Georgia Lt. Gov. Duncan: Election Fight Won’t Win Back White House

Georgia Lt. Gov. Duncan: Election Fight Won't Win Back White House geoff duncan stands outside georgia senate chambers Georgia Lt. Governor Geoff Duncan (Alyssa Pointer/Atlanta Journal-Constitution via AP)

By Sandy Fitzgerald | Thursday, 31 December 2020 08:29 AM

Continued complaints about election fraud in connection with the November presidential race is not the way for Republicans to move forward toward winning back the White House in 2024, Georgia Lt. Gov. Geoff Duncan, who along with other state leaders has come under fire from President Donald Trump, said Thursday.

"We've got to figure out a better way than 280 characters on Twitter to communicate with America," Duncan, a Republican, said on CNN's "New Day." "I think that a majority of Americans support Republicans' ideas. They think that we're good at creating jobs. They think we're good at keeping communities safe.
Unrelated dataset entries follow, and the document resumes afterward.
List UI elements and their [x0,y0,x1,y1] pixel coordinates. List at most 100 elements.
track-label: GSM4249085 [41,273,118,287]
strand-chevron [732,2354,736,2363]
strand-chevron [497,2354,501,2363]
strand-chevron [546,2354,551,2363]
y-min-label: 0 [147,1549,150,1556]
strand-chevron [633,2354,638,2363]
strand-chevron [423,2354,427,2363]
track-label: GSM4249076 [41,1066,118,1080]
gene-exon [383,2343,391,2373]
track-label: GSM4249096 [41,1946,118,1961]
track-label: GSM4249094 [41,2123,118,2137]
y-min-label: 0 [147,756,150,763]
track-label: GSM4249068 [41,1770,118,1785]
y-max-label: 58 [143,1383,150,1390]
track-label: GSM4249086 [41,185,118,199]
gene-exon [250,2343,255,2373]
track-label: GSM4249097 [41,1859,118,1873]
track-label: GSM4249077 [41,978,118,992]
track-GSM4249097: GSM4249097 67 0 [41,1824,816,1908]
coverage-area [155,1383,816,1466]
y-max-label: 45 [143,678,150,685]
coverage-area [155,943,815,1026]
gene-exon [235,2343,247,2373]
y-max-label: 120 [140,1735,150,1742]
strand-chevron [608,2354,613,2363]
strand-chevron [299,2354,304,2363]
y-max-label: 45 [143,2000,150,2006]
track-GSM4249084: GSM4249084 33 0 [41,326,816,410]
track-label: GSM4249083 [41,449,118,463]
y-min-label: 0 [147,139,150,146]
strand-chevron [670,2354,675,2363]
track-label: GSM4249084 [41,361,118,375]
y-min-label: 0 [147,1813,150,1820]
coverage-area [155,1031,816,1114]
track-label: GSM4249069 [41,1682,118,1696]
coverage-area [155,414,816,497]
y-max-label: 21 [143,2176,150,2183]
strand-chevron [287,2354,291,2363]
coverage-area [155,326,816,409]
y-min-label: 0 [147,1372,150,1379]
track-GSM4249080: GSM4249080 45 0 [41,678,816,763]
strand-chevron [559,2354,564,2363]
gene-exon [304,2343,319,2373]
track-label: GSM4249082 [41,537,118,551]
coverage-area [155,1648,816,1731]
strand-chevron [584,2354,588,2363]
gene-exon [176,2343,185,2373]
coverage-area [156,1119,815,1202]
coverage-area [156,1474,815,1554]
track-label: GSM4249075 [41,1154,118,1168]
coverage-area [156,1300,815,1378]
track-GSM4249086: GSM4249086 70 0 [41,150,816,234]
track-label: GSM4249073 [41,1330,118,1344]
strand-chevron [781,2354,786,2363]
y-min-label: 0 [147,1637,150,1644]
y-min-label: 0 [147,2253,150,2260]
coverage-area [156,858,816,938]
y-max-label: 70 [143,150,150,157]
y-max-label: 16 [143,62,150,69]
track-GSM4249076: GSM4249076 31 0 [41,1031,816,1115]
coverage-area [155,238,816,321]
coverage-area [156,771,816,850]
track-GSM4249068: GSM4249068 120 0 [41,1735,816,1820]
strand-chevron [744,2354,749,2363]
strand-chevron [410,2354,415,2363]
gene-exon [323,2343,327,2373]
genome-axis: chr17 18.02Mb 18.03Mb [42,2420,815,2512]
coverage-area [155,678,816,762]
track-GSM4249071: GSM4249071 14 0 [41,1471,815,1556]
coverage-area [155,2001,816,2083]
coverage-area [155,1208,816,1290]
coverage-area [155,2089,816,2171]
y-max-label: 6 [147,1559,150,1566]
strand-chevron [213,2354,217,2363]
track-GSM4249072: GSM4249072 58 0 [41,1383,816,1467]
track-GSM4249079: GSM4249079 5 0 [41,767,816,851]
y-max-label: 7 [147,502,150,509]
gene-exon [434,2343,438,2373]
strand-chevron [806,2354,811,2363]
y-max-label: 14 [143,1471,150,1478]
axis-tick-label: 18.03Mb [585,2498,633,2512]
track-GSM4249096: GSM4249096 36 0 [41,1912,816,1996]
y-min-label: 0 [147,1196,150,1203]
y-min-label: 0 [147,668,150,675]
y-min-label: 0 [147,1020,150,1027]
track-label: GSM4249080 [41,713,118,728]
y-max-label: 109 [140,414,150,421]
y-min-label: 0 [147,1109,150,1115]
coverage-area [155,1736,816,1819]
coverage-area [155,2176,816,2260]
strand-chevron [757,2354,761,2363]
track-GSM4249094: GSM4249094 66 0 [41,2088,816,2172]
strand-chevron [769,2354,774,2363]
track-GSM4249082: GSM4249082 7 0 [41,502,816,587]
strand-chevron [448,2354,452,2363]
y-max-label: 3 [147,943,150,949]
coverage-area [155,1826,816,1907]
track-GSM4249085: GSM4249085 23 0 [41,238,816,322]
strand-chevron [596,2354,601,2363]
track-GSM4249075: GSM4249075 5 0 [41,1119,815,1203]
These are the things that we need to stay focused on."

Duncan's comments came as the state's runoff elections for the Senate approach on Jan. 5, with Trump to hold a rally for GOP incumbents David Perdue and Kelly Loeffler the day before in Dalton, Georgia.

Duncan said he's going to stay positive about Trump's rally and will encourage him to stay focused on building up Loeffler and Perdue.

However, Duncan said the president's focus on his own election is "not helping us here" with the runoff races and he wants the president to stay focused on how the state's conservative leadership is working, including with the coronavirus pandemic.

Duncan also rejected complaints of election fraud in Georgia and elsewhere.

"This loss is a whole lot simpler to explain than trying to piece together the largest conspiracy in the history of the world," said Duncan. "This is a number of people who woke up after the first debate and just couldn't stomach, you know, making that decision."

He added that he's worried that the "sideshows and distractions" are also causing disruption around the Senate runoff races.

"We've had every court from Atlanta to Washington, D.C. rule in the fact that there was no sort of systemic or organized fraud," said Duncan. "We are using every resource at our disposal to validate and verify this election … just because the guy I voted for didn't win doesn't change the outcome of the election."